A weaker version of the report has now been prepared
and, because the European commission refused to foot the bill,
the WWF pulped the original 5,000 copies and has paid to print
2,000 of the latest version.
The organization claimed in a statement to the
Guardian that it had to correct some “inaccuracies” and hopes
this new version will be published in July.
The Guardian has seen the first three versions
of the report —including the original draft that details the
names of companies and individuals involved in bribery scandals.

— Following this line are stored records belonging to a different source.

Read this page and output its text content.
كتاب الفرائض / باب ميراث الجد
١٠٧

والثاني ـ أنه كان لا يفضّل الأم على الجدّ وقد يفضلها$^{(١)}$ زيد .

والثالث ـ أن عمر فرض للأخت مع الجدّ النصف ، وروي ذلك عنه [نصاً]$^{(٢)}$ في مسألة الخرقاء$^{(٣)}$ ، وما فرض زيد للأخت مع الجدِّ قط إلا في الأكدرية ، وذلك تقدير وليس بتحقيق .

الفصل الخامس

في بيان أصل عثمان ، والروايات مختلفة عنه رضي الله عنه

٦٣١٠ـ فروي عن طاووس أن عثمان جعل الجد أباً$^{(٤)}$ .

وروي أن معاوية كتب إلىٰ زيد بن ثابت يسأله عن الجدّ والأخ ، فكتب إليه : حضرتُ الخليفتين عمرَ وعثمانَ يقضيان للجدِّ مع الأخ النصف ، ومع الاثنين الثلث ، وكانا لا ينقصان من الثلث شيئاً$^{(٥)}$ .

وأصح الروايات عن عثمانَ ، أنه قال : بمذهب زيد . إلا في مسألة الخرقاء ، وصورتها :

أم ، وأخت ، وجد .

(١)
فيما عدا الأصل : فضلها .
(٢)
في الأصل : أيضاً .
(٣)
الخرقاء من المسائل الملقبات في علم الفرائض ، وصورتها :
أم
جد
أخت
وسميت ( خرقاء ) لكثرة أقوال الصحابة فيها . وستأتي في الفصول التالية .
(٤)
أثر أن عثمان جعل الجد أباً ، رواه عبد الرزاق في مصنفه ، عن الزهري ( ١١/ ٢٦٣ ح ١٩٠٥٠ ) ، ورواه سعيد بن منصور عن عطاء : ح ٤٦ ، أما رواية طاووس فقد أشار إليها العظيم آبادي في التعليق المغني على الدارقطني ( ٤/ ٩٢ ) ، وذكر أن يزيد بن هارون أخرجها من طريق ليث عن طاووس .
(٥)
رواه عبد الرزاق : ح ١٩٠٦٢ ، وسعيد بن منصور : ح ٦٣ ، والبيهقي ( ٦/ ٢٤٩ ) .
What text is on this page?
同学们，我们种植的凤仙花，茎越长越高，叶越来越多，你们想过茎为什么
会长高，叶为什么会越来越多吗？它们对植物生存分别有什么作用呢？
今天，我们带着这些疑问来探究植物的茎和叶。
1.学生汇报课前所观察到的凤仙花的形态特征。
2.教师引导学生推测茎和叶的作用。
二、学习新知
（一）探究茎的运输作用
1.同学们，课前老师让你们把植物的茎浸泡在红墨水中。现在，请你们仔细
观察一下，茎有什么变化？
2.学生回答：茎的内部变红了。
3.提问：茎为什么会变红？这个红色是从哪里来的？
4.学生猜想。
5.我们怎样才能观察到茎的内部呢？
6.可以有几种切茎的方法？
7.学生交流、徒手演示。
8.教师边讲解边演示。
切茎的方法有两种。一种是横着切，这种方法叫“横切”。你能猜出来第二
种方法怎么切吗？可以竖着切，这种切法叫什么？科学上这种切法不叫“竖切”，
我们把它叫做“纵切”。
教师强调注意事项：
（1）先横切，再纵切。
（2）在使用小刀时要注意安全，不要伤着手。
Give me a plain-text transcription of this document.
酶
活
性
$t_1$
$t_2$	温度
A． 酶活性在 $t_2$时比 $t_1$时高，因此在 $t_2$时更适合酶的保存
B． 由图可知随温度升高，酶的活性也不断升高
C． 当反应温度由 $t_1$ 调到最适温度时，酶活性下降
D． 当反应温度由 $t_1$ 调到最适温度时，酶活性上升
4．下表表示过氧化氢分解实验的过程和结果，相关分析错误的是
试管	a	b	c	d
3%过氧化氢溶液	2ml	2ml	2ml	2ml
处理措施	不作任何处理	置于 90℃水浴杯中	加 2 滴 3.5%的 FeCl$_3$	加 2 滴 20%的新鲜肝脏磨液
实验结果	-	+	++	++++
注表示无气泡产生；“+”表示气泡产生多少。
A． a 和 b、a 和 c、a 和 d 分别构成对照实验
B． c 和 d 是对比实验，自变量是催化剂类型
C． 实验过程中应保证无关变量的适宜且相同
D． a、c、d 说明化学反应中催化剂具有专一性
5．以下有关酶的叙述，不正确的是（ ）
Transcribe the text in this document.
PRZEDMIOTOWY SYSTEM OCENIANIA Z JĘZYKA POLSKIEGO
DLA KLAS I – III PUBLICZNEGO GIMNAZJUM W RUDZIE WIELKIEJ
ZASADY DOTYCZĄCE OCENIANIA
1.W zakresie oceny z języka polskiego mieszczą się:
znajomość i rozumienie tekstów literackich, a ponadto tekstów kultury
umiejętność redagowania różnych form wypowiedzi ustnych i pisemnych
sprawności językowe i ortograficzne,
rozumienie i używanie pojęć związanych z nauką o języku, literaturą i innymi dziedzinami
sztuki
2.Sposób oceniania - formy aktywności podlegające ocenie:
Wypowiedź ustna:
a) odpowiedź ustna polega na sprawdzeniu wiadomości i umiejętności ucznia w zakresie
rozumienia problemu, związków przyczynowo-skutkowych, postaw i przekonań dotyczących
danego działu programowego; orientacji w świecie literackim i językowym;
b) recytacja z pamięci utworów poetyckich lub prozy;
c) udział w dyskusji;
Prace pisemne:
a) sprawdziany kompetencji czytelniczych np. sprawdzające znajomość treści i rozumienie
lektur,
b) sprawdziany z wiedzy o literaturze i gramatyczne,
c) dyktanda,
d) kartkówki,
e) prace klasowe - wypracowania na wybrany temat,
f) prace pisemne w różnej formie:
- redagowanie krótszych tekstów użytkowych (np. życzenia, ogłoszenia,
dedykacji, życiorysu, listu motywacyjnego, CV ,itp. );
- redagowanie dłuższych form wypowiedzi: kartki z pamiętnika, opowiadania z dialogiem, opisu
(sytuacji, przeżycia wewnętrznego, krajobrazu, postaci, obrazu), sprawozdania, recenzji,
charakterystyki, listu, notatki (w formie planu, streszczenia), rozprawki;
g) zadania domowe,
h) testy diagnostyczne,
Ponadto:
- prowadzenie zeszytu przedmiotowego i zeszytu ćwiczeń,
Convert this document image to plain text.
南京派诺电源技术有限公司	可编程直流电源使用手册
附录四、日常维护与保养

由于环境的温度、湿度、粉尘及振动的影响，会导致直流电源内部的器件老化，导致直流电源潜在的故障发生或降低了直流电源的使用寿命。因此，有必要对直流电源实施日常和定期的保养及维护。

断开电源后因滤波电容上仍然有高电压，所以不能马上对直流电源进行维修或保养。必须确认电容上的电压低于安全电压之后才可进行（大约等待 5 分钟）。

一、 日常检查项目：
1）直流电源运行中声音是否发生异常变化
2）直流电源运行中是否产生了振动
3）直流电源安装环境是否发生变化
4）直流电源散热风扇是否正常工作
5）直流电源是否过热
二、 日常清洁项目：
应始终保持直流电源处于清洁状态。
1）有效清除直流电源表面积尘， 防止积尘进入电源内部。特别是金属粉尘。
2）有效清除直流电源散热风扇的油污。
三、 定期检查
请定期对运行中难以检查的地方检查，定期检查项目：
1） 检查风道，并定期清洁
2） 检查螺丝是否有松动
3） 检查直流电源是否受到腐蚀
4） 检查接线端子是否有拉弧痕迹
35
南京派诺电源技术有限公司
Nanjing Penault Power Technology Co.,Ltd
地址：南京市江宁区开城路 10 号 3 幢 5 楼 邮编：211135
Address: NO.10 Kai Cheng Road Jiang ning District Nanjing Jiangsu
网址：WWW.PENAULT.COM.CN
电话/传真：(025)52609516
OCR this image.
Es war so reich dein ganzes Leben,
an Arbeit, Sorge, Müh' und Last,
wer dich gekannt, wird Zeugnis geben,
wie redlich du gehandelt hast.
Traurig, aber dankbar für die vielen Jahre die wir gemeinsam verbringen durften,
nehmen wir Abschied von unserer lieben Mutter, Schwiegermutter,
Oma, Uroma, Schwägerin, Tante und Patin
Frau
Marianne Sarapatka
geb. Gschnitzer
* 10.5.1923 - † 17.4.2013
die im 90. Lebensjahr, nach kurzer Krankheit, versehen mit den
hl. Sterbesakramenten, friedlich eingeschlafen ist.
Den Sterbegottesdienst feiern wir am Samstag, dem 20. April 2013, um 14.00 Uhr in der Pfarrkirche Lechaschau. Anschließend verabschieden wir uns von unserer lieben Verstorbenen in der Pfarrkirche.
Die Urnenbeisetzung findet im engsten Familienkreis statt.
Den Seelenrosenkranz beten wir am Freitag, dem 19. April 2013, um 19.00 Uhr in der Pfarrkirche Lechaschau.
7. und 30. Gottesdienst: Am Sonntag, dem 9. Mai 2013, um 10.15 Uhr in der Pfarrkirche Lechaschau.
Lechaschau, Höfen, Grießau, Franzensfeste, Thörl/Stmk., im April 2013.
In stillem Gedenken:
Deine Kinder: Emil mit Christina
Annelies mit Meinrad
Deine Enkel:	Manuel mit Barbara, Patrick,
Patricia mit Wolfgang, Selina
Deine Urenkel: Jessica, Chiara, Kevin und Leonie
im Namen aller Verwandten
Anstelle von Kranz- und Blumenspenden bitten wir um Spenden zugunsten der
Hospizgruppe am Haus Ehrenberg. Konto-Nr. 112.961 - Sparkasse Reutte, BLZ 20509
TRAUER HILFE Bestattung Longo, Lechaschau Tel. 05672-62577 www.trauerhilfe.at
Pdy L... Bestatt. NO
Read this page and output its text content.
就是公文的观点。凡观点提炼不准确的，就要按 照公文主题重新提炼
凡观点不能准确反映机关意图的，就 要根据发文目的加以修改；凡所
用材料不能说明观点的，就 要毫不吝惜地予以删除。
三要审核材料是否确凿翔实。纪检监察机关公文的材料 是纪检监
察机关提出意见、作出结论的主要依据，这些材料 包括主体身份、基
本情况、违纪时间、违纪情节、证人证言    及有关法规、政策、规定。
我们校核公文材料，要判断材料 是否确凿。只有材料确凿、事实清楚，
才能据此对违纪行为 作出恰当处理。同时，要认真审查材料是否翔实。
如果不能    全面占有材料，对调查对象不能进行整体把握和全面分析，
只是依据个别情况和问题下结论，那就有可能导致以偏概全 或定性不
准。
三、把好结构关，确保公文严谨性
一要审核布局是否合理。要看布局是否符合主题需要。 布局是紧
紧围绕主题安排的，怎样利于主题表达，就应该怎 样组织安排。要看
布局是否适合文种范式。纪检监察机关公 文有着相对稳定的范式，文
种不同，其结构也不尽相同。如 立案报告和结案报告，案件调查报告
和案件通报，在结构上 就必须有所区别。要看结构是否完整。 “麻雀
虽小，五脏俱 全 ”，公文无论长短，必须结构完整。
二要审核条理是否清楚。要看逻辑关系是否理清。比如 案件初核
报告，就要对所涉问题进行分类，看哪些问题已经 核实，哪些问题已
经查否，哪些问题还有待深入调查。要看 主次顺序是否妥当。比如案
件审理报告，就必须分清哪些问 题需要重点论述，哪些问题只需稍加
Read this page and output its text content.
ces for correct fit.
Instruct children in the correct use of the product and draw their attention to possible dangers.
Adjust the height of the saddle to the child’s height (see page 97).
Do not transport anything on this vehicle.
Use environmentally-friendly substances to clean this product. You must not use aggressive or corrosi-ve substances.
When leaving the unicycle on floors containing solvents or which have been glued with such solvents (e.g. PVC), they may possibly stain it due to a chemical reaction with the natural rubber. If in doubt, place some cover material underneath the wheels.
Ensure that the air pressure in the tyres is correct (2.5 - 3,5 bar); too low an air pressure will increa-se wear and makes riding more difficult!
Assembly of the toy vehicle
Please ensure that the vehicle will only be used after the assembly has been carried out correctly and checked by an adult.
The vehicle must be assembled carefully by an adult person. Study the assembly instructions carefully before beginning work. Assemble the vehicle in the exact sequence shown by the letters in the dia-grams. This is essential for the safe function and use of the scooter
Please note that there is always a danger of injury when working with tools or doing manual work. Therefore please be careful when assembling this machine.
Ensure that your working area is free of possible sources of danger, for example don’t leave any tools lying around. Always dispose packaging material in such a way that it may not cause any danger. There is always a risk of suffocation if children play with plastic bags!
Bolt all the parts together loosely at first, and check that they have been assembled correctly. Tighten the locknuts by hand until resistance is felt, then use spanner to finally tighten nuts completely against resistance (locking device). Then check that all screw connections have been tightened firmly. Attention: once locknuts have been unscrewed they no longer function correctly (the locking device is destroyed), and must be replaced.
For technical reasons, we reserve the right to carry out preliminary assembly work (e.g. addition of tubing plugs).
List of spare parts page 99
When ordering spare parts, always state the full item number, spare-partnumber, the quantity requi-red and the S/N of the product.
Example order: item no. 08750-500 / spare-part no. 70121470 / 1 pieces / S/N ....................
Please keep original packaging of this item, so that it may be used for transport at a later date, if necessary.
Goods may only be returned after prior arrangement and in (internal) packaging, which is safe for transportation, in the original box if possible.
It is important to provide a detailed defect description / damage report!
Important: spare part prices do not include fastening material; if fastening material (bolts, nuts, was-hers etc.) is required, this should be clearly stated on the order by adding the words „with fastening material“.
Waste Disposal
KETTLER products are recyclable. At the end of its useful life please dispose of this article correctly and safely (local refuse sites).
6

The main authors of the report are Nigel Sizer, an expert for
the World Resources Institute in Washington and Dominiek Plouvier,
a forestry consultant who works for WWF in Belgium. All of their
work was peer-reviewed in the countries concerned and by other
forestry experts before being submitted.
Sizer said: “Of course I was deeply disappointed
that the report was not published. A few things were corrected
in the peer review process. We were very careful about the conclusions
we drew in the report. The commission was concerned and asked
some of the names to be removed but I stand by everything that
appeared in the drafts. My reputation and that of the Institute
depends on getting things right. Lack of accuracy was not the
reason the report was withheld.”
A commission spokesman said: “We asked originally
for some of the names to be removed and for some revisions but
were satisfied with the later versions of the report. It was
WWF that intervened to prevent publication last year. The new
version of the report has now been delivered by them and will
be distributed to interested parties when a list has been drawn
up.” Officials of the commission would now consider the report’s
findings.
WWF’s senior forest officer, Jean-Paul Jeanrenaud,
said WWF had been anxious to name names but was concerned that
many of the companies were Asian and the organization did not
want to appear to be Asian-bashing. After the Asian financial
crisis, the report was held up for updating.